7B. H. Merker aborde également la notion de nouveauté mais aussi l’originalité à travers l’improvisation musicale et le rendu des structures musicales tonales. À partir de la théorie de W. Abler (1989) autour du système W. von Humboldt, sur le traitement du langage humain, l’auteur propose une application possible par comparaison musicale. En mettant en avant les deux grands axes de la créativité en temps réel (celui de la « préparation-performance » et celui de la « fidélité-nouveauté »), une combinaison infinie de formes musicales devient accessible entre les entités mélodiques utilisant un critère tonal et différents horizons culturels (tradition, genres…). Enfin, les contraintes relatives au processus créatif relevées par B. H. Merker sont la tonalité, mais aussi l’intelligence du sujet, ses prédispositions musicales et l’environnement dans lequel il a grandi.

8Dans le domaine de la construction psychologique cognitive expérimentale de l’écoute musicale, Irène Deliège développe l’idée que le support créatif des entrées analogiques par lequel les informations sont captées permet au cheminement psychologique de conduire les mécanismes perceptifs à réagir selon des stratégies analogiques impliquées par une scène visuelle ou par l’écoute d’une pièce. La capacité d’analogie apparaît comme étant ici une donnée déterminante. Mario Baroni adopte aussi une approche psychologique cognitive de la créativité dans sa recherche sur la reconnaissance du style musical. Sa démarche, également issue du constructivisme met en évidence – en référence aux travaux de P. N. Johnson-Laird (1988) et R. Weisberg (1993) – l’idée que sans connaissances, la créativité ne peut se développer.

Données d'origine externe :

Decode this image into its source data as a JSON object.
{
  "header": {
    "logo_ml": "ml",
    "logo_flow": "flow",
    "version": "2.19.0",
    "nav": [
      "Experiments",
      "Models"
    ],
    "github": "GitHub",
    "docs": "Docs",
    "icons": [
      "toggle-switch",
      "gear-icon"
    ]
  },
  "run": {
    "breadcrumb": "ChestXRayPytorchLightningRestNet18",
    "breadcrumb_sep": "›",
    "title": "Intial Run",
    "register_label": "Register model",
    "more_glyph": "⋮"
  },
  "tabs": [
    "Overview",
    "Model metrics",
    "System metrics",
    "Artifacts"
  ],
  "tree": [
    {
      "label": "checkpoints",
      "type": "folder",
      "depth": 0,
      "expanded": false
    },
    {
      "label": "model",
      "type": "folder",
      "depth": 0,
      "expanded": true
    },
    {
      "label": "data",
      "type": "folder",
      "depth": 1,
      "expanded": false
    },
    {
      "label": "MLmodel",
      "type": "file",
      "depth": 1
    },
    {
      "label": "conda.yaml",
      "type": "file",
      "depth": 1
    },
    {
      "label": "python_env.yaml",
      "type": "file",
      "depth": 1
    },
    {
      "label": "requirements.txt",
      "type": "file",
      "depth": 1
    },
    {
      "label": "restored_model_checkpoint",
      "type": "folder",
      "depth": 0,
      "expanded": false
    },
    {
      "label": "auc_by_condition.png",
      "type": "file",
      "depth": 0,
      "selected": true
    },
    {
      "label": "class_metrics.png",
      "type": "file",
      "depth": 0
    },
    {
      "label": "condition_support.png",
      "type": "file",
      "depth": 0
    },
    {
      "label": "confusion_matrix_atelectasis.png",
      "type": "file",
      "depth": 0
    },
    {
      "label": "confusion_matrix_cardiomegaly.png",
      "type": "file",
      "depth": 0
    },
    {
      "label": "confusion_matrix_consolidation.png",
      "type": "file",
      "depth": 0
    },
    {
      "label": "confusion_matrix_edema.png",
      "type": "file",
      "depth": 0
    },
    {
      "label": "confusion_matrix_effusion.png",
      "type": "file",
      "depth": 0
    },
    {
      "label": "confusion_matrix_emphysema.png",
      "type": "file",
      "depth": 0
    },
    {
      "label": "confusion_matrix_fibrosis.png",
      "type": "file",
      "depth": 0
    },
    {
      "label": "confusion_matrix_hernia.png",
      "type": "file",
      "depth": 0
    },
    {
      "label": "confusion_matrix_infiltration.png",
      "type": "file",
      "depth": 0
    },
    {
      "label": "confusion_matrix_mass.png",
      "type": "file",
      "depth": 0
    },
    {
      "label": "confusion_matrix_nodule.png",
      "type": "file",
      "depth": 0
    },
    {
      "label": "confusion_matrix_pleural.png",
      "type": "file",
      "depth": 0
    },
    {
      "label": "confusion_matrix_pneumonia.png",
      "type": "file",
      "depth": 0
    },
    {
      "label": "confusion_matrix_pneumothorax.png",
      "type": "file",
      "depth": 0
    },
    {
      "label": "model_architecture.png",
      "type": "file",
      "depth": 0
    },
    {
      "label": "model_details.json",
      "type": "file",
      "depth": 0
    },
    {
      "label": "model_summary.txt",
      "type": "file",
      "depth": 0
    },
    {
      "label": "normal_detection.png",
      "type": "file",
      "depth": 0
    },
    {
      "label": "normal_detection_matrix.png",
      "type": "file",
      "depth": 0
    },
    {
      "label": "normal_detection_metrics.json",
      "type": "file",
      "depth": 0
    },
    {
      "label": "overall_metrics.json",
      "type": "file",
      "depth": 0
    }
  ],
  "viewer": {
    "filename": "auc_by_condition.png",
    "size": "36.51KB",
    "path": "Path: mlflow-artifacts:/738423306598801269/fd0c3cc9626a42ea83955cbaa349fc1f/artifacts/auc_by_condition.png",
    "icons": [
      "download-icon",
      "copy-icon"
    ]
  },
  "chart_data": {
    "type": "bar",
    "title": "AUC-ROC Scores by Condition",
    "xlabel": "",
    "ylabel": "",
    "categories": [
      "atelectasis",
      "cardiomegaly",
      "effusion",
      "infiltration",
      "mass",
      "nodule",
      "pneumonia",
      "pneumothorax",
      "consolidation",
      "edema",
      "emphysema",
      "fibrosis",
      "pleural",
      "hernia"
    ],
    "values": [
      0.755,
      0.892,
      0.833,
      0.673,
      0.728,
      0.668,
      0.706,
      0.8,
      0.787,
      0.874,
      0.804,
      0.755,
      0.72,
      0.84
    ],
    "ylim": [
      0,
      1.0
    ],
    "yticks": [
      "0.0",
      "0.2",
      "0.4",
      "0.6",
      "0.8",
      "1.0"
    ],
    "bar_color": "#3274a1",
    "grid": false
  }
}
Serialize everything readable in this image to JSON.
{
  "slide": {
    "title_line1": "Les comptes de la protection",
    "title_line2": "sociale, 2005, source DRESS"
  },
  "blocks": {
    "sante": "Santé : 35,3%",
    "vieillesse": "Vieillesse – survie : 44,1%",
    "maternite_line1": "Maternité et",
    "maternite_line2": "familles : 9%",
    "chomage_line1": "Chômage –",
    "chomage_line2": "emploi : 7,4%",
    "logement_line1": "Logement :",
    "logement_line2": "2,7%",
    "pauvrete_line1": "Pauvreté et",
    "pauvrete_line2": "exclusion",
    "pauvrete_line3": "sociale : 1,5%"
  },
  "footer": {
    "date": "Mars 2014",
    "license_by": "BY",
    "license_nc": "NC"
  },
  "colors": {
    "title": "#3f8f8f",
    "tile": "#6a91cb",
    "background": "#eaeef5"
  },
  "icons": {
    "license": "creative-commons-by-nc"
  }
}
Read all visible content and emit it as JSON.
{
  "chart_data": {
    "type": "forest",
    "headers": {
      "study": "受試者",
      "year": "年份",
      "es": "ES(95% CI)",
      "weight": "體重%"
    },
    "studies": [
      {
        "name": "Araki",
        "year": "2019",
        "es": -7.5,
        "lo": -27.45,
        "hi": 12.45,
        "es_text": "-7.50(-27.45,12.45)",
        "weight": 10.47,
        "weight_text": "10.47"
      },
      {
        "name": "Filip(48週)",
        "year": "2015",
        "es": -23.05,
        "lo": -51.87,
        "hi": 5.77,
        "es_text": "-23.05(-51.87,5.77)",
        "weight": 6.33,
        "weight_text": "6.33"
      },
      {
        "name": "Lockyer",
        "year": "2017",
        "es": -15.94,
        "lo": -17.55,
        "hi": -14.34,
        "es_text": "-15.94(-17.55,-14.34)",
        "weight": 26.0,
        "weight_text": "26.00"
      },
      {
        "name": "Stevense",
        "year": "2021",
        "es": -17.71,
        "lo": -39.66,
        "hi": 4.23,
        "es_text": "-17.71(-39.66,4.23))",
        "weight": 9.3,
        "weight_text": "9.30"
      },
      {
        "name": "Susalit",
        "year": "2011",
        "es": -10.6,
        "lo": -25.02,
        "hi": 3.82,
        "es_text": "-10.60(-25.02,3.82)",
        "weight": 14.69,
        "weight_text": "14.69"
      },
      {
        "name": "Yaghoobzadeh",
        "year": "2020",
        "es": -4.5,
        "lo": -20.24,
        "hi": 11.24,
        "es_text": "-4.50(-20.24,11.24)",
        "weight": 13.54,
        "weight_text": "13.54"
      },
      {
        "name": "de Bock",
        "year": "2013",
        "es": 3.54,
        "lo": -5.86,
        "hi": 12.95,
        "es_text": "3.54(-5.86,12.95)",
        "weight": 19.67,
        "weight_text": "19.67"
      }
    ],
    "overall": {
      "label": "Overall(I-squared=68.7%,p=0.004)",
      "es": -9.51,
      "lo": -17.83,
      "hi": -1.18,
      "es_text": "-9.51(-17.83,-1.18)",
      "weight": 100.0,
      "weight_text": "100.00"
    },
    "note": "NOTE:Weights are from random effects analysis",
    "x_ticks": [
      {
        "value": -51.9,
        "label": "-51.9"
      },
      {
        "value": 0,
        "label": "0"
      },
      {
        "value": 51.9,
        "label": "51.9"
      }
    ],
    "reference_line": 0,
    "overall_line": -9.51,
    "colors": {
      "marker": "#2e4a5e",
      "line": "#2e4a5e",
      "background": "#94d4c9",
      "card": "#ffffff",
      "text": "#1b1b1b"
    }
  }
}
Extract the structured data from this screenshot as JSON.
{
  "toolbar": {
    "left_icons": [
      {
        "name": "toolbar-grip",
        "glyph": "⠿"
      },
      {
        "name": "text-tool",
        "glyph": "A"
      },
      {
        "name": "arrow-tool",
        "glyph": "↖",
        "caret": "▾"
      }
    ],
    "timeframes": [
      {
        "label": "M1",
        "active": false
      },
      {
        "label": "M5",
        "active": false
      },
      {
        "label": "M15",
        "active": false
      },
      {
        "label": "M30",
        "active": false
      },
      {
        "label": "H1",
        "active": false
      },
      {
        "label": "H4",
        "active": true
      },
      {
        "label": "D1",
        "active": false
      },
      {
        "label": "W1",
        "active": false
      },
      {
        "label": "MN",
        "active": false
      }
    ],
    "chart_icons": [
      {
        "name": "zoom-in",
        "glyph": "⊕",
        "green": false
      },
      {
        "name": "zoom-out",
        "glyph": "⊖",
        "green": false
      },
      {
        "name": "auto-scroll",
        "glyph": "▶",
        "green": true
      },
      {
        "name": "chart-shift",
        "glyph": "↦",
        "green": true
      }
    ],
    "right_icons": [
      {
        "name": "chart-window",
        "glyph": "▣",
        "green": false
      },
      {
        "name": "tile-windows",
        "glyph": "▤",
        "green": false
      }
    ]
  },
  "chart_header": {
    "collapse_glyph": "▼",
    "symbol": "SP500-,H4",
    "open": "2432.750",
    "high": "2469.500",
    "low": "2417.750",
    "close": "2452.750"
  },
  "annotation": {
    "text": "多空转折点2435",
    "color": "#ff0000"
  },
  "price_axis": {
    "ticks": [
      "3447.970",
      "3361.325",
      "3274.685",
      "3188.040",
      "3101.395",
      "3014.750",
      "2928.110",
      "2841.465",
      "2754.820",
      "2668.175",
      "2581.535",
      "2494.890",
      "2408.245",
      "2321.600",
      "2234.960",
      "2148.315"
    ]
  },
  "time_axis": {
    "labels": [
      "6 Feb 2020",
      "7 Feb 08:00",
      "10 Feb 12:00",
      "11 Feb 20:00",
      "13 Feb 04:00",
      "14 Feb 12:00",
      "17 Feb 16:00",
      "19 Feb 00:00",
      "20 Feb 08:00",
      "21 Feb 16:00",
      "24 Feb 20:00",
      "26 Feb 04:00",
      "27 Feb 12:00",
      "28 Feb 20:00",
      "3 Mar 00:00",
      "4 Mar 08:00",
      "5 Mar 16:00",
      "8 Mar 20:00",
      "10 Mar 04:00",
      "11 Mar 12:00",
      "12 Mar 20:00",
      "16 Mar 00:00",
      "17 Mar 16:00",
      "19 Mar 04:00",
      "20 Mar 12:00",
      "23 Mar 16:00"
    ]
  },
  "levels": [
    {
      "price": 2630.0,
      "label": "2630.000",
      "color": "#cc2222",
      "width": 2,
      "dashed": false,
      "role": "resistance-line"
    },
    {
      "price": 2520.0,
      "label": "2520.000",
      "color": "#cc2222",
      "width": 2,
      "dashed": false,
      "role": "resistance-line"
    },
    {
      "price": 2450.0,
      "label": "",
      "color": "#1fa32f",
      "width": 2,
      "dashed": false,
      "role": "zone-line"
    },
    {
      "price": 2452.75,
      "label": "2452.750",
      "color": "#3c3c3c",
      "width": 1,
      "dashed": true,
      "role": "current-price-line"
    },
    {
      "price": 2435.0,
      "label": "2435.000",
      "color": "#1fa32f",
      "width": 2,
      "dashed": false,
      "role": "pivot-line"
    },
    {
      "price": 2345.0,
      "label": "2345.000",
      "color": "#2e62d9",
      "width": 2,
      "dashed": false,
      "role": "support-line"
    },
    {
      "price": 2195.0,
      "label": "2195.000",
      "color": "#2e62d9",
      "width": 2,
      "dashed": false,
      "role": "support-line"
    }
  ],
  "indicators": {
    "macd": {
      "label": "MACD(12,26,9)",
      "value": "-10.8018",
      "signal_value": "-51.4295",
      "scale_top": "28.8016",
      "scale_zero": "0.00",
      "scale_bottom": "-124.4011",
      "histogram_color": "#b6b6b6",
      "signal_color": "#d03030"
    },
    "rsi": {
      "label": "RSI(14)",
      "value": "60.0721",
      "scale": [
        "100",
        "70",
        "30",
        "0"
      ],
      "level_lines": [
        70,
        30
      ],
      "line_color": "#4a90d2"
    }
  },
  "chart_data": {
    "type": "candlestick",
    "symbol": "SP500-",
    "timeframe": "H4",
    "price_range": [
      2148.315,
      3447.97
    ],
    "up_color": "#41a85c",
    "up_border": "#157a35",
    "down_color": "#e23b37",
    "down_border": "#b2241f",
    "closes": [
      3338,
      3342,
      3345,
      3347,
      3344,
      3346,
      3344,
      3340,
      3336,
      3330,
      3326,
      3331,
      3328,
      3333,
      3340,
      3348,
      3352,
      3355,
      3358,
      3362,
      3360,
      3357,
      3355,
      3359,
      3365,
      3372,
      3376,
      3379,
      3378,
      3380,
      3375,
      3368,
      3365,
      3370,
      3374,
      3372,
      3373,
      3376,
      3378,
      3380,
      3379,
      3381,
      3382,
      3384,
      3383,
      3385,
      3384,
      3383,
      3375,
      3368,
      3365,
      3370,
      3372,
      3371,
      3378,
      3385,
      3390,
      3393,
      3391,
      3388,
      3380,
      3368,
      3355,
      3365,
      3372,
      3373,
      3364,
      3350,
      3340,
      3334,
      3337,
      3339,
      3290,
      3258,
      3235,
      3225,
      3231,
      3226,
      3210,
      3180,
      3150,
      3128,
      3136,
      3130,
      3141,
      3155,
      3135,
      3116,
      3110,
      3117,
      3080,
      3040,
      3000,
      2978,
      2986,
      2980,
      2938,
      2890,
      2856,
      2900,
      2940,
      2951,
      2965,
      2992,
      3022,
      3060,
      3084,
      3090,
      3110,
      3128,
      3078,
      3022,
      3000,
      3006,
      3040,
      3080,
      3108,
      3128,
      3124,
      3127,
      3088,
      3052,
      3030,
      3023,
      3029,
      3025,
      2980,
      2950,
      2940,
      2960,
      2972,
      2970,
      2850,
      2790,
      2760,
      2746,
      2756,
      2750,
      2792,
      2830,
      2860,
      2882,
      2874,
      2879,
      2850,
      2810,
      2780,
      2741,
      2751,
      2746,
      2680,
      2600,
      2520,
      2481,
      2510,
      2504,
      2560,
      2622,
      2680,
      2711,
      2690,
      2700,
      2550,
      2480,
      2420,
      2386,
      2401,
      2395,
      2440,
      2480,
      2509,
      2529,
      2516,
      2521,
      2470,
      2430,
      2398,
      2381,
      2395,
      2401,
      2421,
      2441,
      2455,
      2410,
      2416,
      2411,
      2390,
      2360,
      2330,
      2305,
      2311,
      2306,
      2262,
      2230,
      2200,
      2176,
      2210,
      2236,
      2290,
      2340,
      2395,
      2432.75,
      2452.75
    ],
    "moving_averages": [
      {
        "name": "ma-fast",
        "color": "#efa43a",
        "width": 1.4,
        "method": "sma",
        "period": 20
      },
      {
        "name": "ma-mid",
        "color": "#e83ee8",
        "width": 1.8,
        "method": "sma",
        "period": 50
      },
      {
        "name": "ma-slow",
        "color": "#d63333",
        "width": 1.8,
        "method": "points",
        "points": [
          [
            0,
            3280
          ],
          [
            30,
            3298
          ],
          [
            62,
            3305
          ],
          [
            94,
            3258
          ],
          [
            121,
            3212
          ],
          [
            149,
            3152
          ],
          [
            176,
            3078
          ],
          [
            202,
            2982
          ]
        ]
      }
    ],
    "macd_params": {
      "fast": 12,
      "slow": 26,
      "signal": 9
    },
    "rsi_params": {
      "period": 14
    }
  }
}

9Pamela Burnard s’est intéressée aux compositions musicales éducatives. Son approche épistémologique se situe, sur le plan théorique, entre le constructivisme (Bruner, 1990), l’action socioculturelle (Wertsh, 1991) et le questionnement herméneutique phénoménologique (Husserl, 1970). L’action est centrée sur l’enfant qui dévoile son processus compositionnel et les transformations qu’il a apportées à son œuvre.

10La démarche de J. Tafuri est, quant à elle, exploratoire, afin de cerner un des paramètres de la créativité musicale : l’originalité. Cette modalité a été étudiée dans le cadre du projet de recherche IBIS (Insegnare ai Bambini a Improvvisare con gli Strumenti) concernant l’enseignement d’improvisations musicales sur instruments auprès d’enfants de 7 à 12 ans. Le résultat obtenu prouve qu’il est difficile de cerner l’originalité par rapport au monde de l’enfant car la variable est l’âge et le développement de l’enfant. La complexité plus ou moins grande des règles permet alors d’envisager le potentiel musical créatif des enfants, l’expression de leurs idées musicales et leur niveau de créativité.

11Le point de vue des auteurs Maud Hickey et Scott D. Lipscomp, tout comme celui de Pamela Burnard et J. Tafuri, est également centré sur la personne. Afin de mesurer la créativité du sujet, le critère qualitatif n’a pas été retenu dans leur étude mais bien les différences entre chaque composition. Le terme « créatif » inclurait une solution à des problèmes et des réponses qui sortent du lot. Pour les enfants, les éducateurs, la créativité est une déviation de la pratique habituelle. Le produit créatif s’apparente à celui développé précédemment par le sujet et provient de la nouveauté (acte et processus) ; il est original, motivé par l’intention et non par la chance.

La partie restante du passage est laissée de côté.